All of the things you mention are great, but they don't really address the problem. You need developers who know what the issues are and are willing to do the work to fix them even though they don't add anything to the feature list. In my experience, I don't have much reason to believe that today's developers are any better about that than yesterday's. There is a lot of security cargo-culting going on, which probably does improve the situation, but there's also a lot of "bootcamp" developers without the background to know that there are issues.


First thing I have a group of developers do in a new context is learn the existing business process without automating or writing a line of code. They can dissect, name, and research any code they want generated by who they are to build for, but no writing until they get the business context.

You'll never build a better tool than the one that eases your own pain. Make the user's pain your own, and beautiful things happen.


That would seem to require the software industry to take responsibility.

The software industry is to responsibility roughly as surgeons are to checklists.


Not only that, but we spend billions of dollars on defense to protect those airlines from bad actors. I mean when a person blows up a bomb in an airplane, our response isn't "build bomb-proof airplanes".


You're correct.

Historically the choices were made to spend billions (and trillions) of dollars to invade countries harboring terrorists and use the situation to project power against other adversaries, advantageously control the price of oil, work trade deals, etc.
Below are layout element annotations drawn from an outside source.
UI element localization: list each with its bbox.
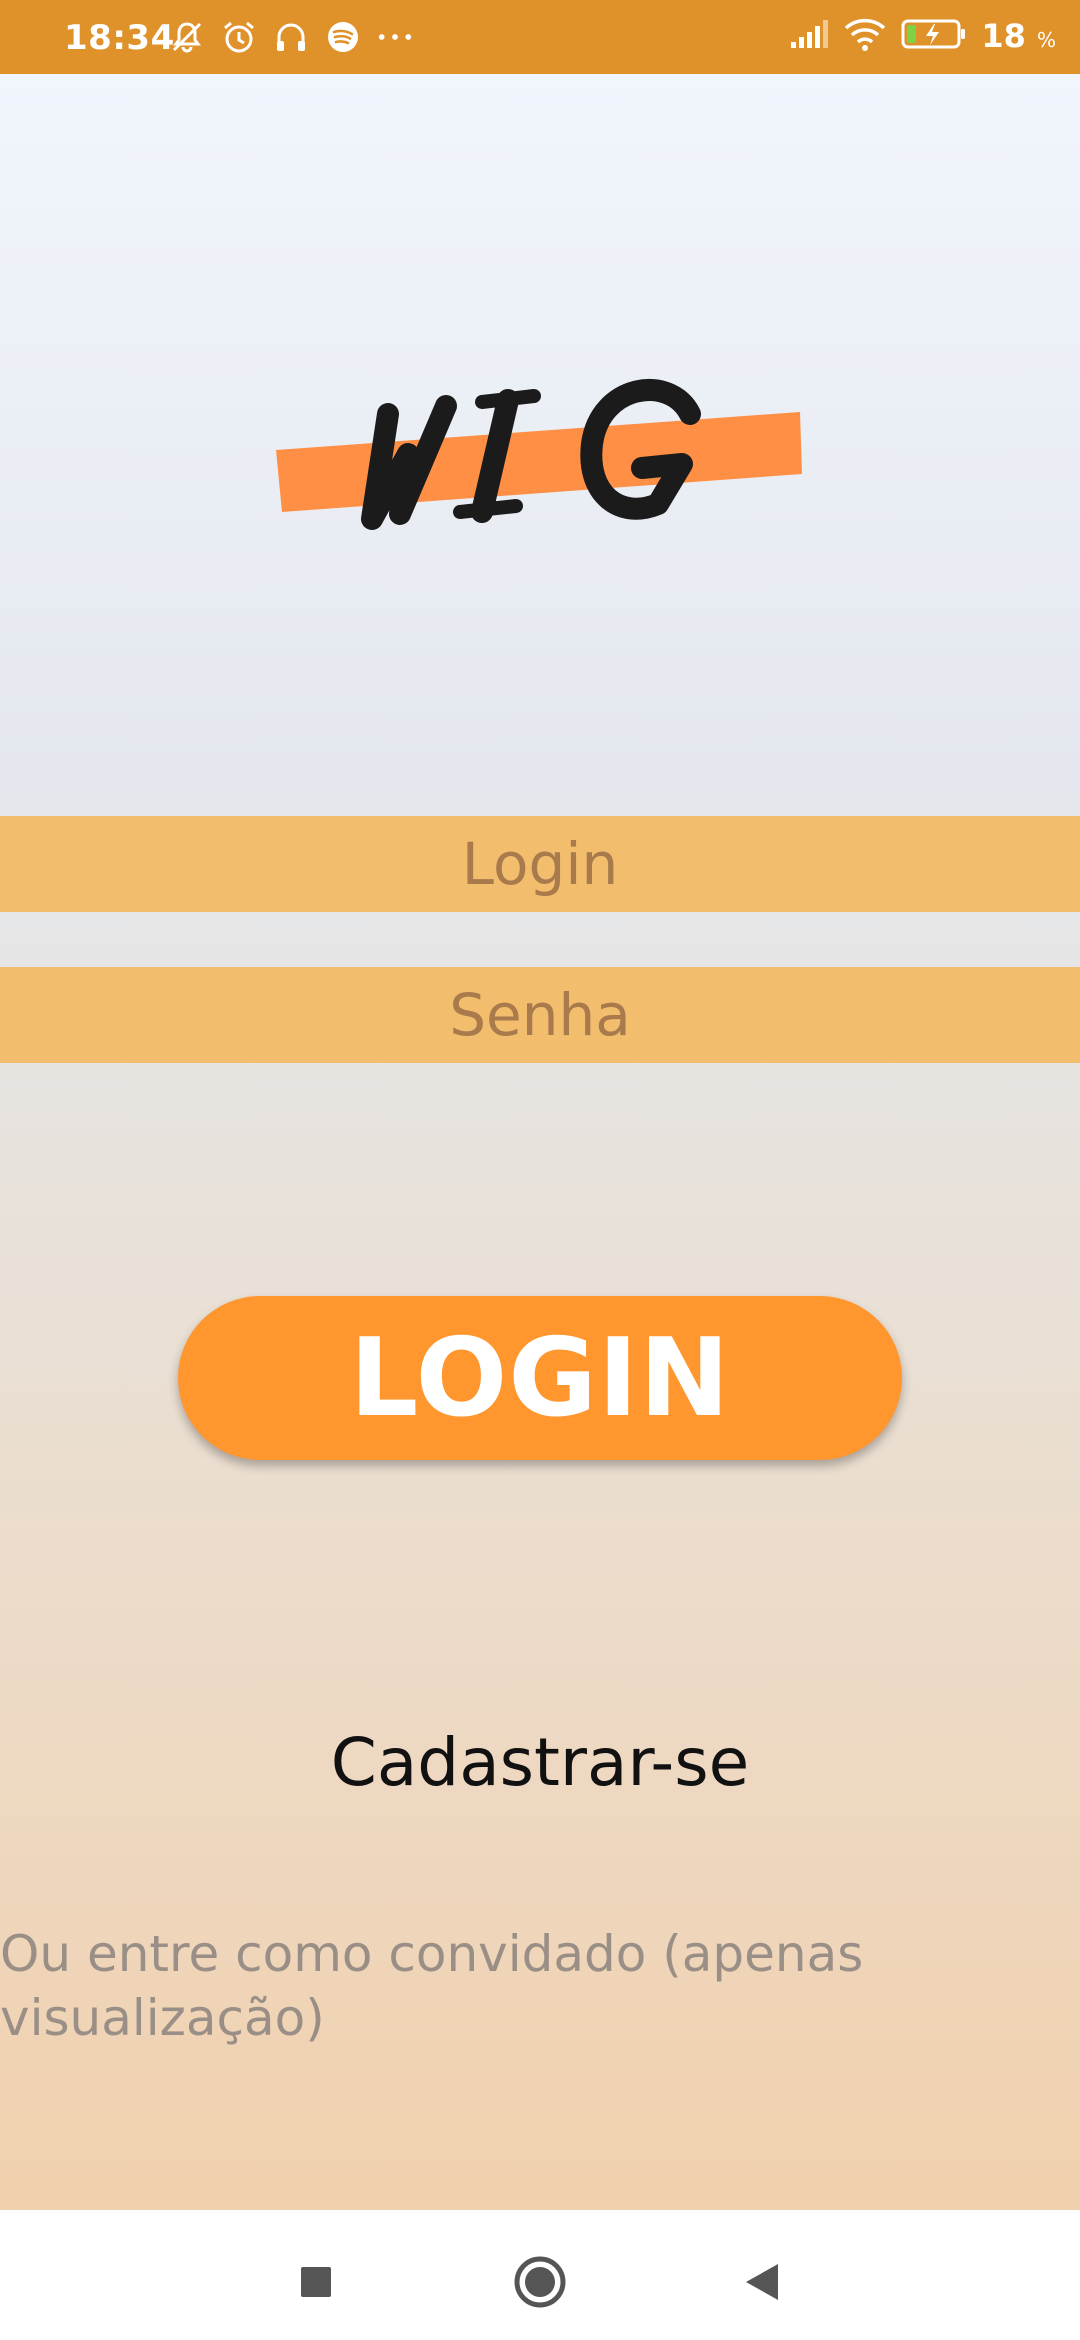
register-link[interactable]: Cadastrar-se [0, 1724, 1080, 1801]
status-icons-left [168, 16, 414, 58]
login-input[interactable] [0, 816, 1080, 912]
battery-charging-icon [901, 18, 967, 55]
back-icon[interactable] [732, 2252, 792, 2312]
login-screen: LOGIN Cadastrar-se Ou entre como convida… [0, 74, 1080, 2210]
home-icon[interactable] [510, 2252, 570, 2312]
signal-icon [789, 18, 829, 55]
spotify-icon [324, 18, 362, 56]
guest-access-link[interactable]: Ou entre como convidado (apenas visualiz… [0, 1922, 880, 2050]
system-nav-bar [0, 2210, 1080, 2340]
status-bar: 18:34 18 % [0, 0, 1080, 74]
headphones-icon [272, 18, 310, 56]
password-input[interactable] [0, 967, 1080, 1063]
mute-icon [168, 18, 206, 56]
status-icons-right: 18 % [789, 14, 1056, 58]
wig-logo [270, 344, 810, 604]
alarm-icon [220, 18, 258, 56]
battery-percent: 18 % [981, 17, 1056, 55]
more-icon [376, 18, 414, 56]
status-time: 18:34 [64, 18, 175, 58]
login-button[interactable]: LOGIN [178, 1296, 902, 1460]
wifi-icon [843, 17, 887, 56]
recent-apps-icon[interactable] [286, 2252, 346, 2312]
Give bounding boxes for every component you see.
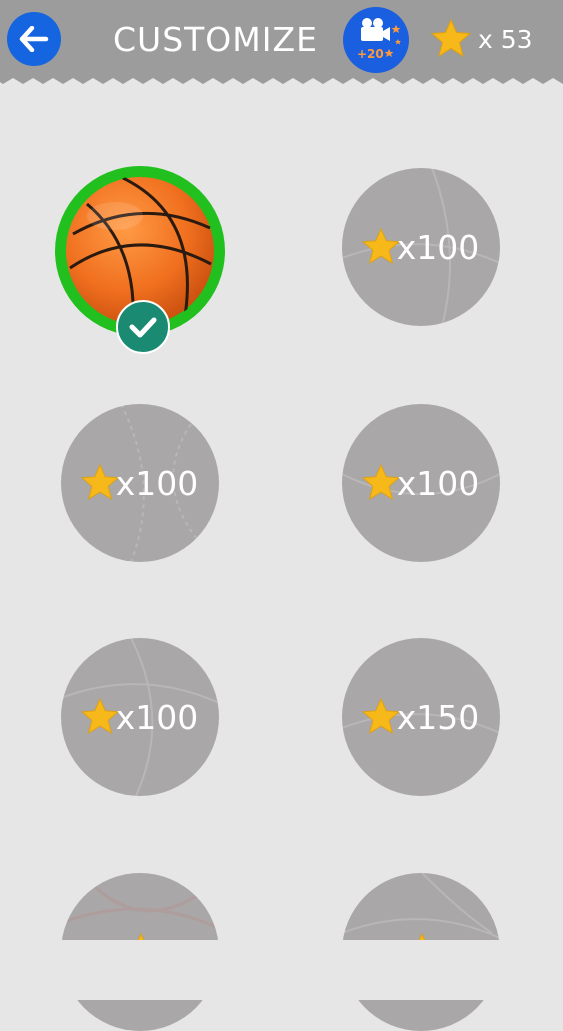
- selected-check-badge: [116, 300, 170, 354]
- star-icon: [361, 464, 400, 501]
- price-label: x100: [115, 697, 199, 737]
- star-count: x 53: [478, 24, 533, 54]
- arrow-left-icon: [19, 26, 49, 52]
- star-balance: x 53: [430, 17, 533, 61]
- ball-item-locked[interactable]: x100: [61, 404, 219, 562]
- star-icon: [361, 228, 400, 265]
- page-title: CUSTOMIZE: [113, 20, 318, 59]
- ball-price: x100: [361, 463, 480, 503]
- ball-item-locked[interactable]: x100: [61, 638, 219, 796]
- star-icon: [361, 698, 400, 735]
- back-button[interactable]: [7, 12, 61, 66]
- ball-price: x150: [361, 697, 480, 737]
- ball-item-locked[interactable]: x150: [342, 638, 500, 796]
- checkmark-icon: [129, 317, 157, 338]
- ball-item-locked[interactable]: x100: [342, 168, 500, 326]
- watch-video-button[interactable]: +20: [343, 7, 409, 73]
- price-label: x100: [396, 227, 480, 267]
- ball-price: x100: [80, 697, 199, 737]
- price-label: x100: [396, 463, 480, 503]
- star-icon: [80, 464, 119, 501]
- star-icon: [430, 19, 472, 58]
- video-camera-icon: [361, 18, 401, 57]
- video-reward-label: +20: [357, 47, 384, 61]
- ball-price: x100: [80, 463, 199, 503]
- ball-item-basketball-selected[interactable]: [55, 166, 225, 354]
- ball-item-locked[interactable]: x100: [342, 404, 500, 562]
- list-bottom-clip: [0, 940, 563, 1000]
- ball-price: x100: [361, 227, 480, 267]
- star-icon: [80, 698, 119, 735]
- price-label: x150: [396, 697, 480, 737]
- header-bar: CUSTOMIZE +20 x 53: [0, 0, 563, 96]
- price-label: x100: [115, 463, 199, 503]
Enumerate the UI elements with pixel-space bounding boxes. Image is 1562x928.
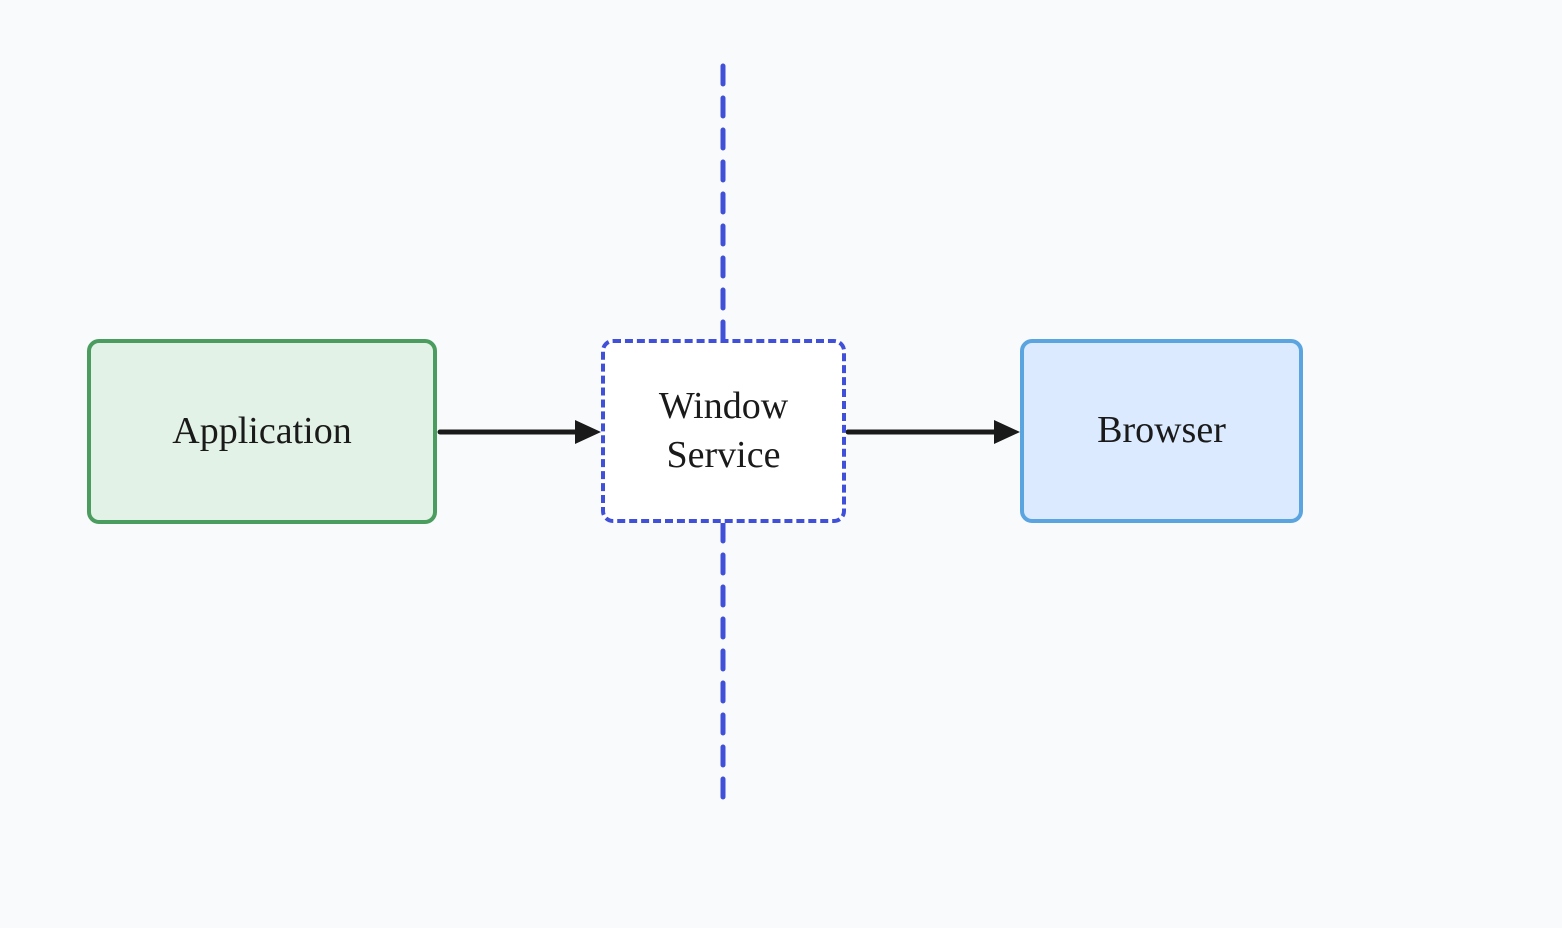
node-browser: Browser: [1020, 339, 1303, 523]
arrow-window-service-to-browser: [848, 420, 1020, 444]
architecture-diagram: Application WindowService Browser: [0, 0, 1562, 928]
node-browser-label: Browser: [1097, 406, 1226, 455]
node-window-service-label: WindowService: [659, 382, 788, 481]
arrow-application-to-window-service: [440, 420, 601, 444]
node-window-service: WindowService: [601, 339, 846, 523]
node-application-label: Application: [172, 407, 351, 456]
node-application: Application: [87, 339, 437, 524]
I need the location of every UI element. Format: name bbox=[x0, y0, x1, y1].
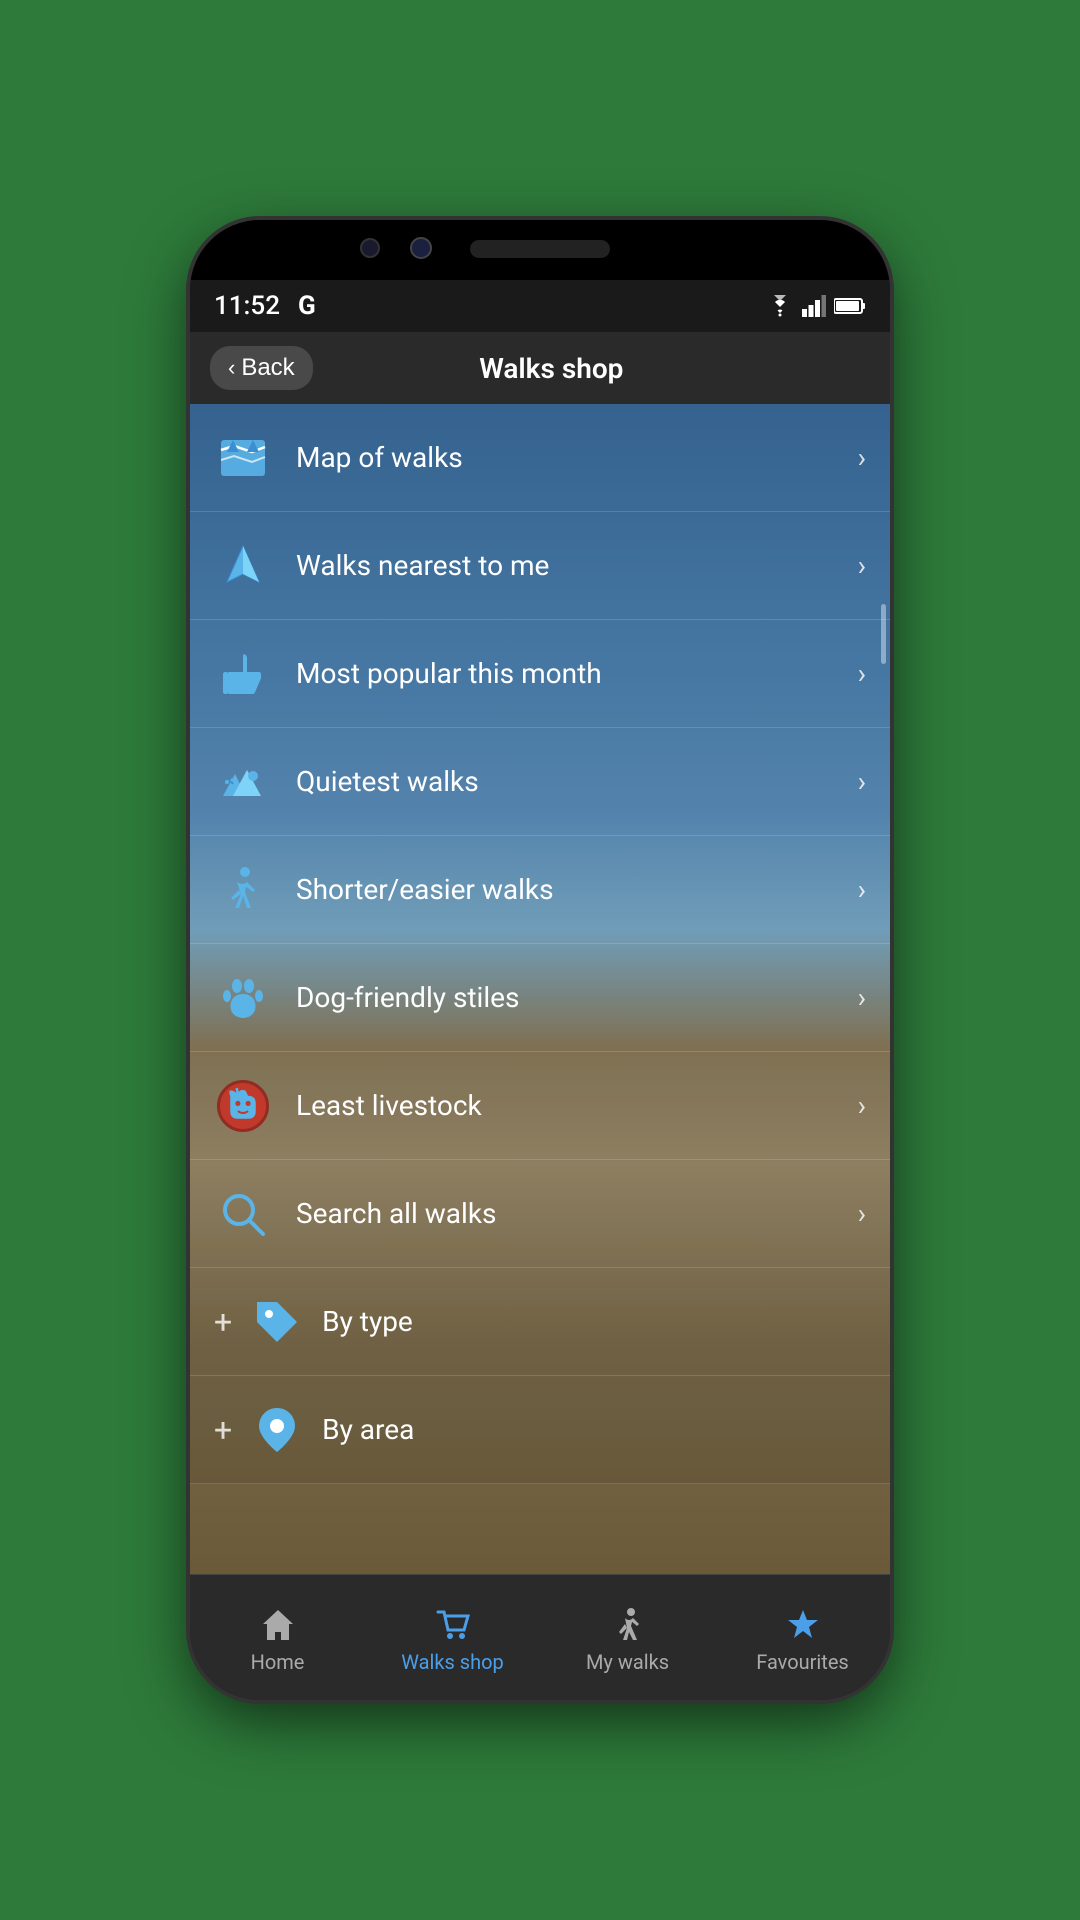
scrollbar[interactable] bbox=[881, 604, 886, 664]
least-livestock-label: Least livestock bbox=[296, 1089, 858, 1122]
menu-item-most-popular[interactable]: Most popular this month › bbox=[190, 620, 890, 728]
phone-speaker bbox=[470, 240, 610, 258]
by-area-plus-icon: + bbox=[214, 1411, 232, 1449]
back-label: Back bbox=[241, 354, 294, 382]
menu-item-dog-friendly[interactable]: Dog-friendly stiles › bbox=[190, 944, 890, 1052]
nav-item-walks-shop[interactable]: Walks shop bbox=[365, 1596, 540, 1684]
map-of-walks-label: Map of walks bbox=[296, 441, 858, 474]
paw-icon bbox=[214, 969, 272, 1027]
tag-icon bbox=[248, 1293, 306, 1351]
status-time: 11:52 bbox=[214, 291, 280, 321]
back-button[interactable]: ‹ Back bbox=[210, 346, 313, 390]
status-bar: 11:52 G bbox=[190, 280, 890, 332]
menu-item-shorter[interactable]: Shorter/easier walks › bbox=[190, 836, 890, 944]
thumbs-up-icon bbox=[214, 645, 272, 703]
location-pin-icon bbox=[248, 1401, 306, 1459]
search-all-chevron: › bbox=[858, 1197, 866, 1230]
battery-icon bbox=[834, 297, 866, 315]
nav-home-label: Home bbox=[251, 1650, 305, 1674]
search-all-label: Search all walks bbox=[296, 1197, 858, 1230]
cart-icon bbox=[434, 1606, 472, 1644]
menu-item-search-all[interactable]: Search all walks › bbox=[190, 1160, 890, 1268]
menu-item-least-livestock[interactable]: Least livestock › bbox=[190, 1052, 890, 1160]
most-popular-chevron: › bbox=[858, 657, 866, 690]
navigation-icon bbox=[214, 537, 272, 595]
nav-walks-shop-label: Walks shop bbox=[401, 1650, 504, 1674]
back-chevron-icon: ‹ bbox=[228, 355, 235, 381]
phone-shell: 11:52 G bbox=[190, 220, 890, 1700]
quietest-chevron: › bbox=[858, 765, 866, 798]
nav-my-walks-label: My walks bbox=[586, 1650, 669, 1674]
nav-item-home[interactable]: Home bbox=[190, 1596, 365, 1684]
nav-item-my-walks[interactable]: My walks bbox=[540, 1596, 715, 1684]
quietest-label: Quietest walks bbox=[296, 765, 858, 798]
menu-list: Map of walks › Walks nearest to me › bbox=[190, 404, 890, 1484]
menu-item-by-type[interactable]: + By type bbox=[190, 1268, 890, 1376]
status-google-icon: G bbox=[298, 291, 316, 321]
walks-nearest-chevron: › bbox=[858, 549, 866, 582]
dog-friendly-label: Dog-friendly stiles bbox=[296, 981, 858, 1014]
menu-item-walks-nearest[interactable]: Walks nearest to me › bbox=[190, 512, 890, 620]
wifi-icon bbox=[766, 295, 794, 317]
status-left: 11:52 G bbox=[214, 291, 316, 321]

I predict the same path will be taken with cybercrime. The U.S. defense apparatus won't be giving subsidies to non-tech companies to boost security. Rather, they'll be waging war and using overlapping objectives and narratives to further other goals.


Cyberwarfare will be used to further terrible agendas (and already is) - that must be fought politically, but I am plenty jaded enough to see where that is likely to go. Unfortunately not participating in Cyberwarfare is not an option.


I disagree - Russia seems to be a large source of these crimes and they are a bit too big to invade (without nuclear bombs it might be possible, but only a fool would invade given they have them)

We might seem some special forces go into action under cover. However it would be assassinations done in such a way that Russia either won't know who did them, or is willing to look the other way (the later implies something diplomatic).


If sheltering hackers means war countries might think twice of letting them operate from within their borders.

But there are other options: assassination for instance like Israel does with nuclear scientists.


It turns out that airplanes are fairly resistant to bombs aboard. Several attempts with smaller bombs have failed, despite causing significant damage. The cockpit door has been hardened, too.

Airliners are now pretty resistant to engine explosions, once thought to be impossible to do.

Keep in mind that a bunker will never fly.

Nobody is suggesting not going after criminals who attack software.


The cockpit door being hardened introduces its own set of problems as well, and the engine failure containment is a good point.

Though the prevailing logic on a bunker taking flight is that the engine size will be too large to be economical, which you probably factor in, Walter, but the uninitiated in the aerospace industry tend to simplify away.


We design military aircraft to fly into warzones. They are very much PvP. We design them with various countermeasures to deal with rockets and ejector seats if those fail. Yeah, planes will be shot down and pilots may die despite these precautions, but skimping on the ejector seat because "hey they might die anyways" is totally unacceptable.


This is a great way to frame the issue.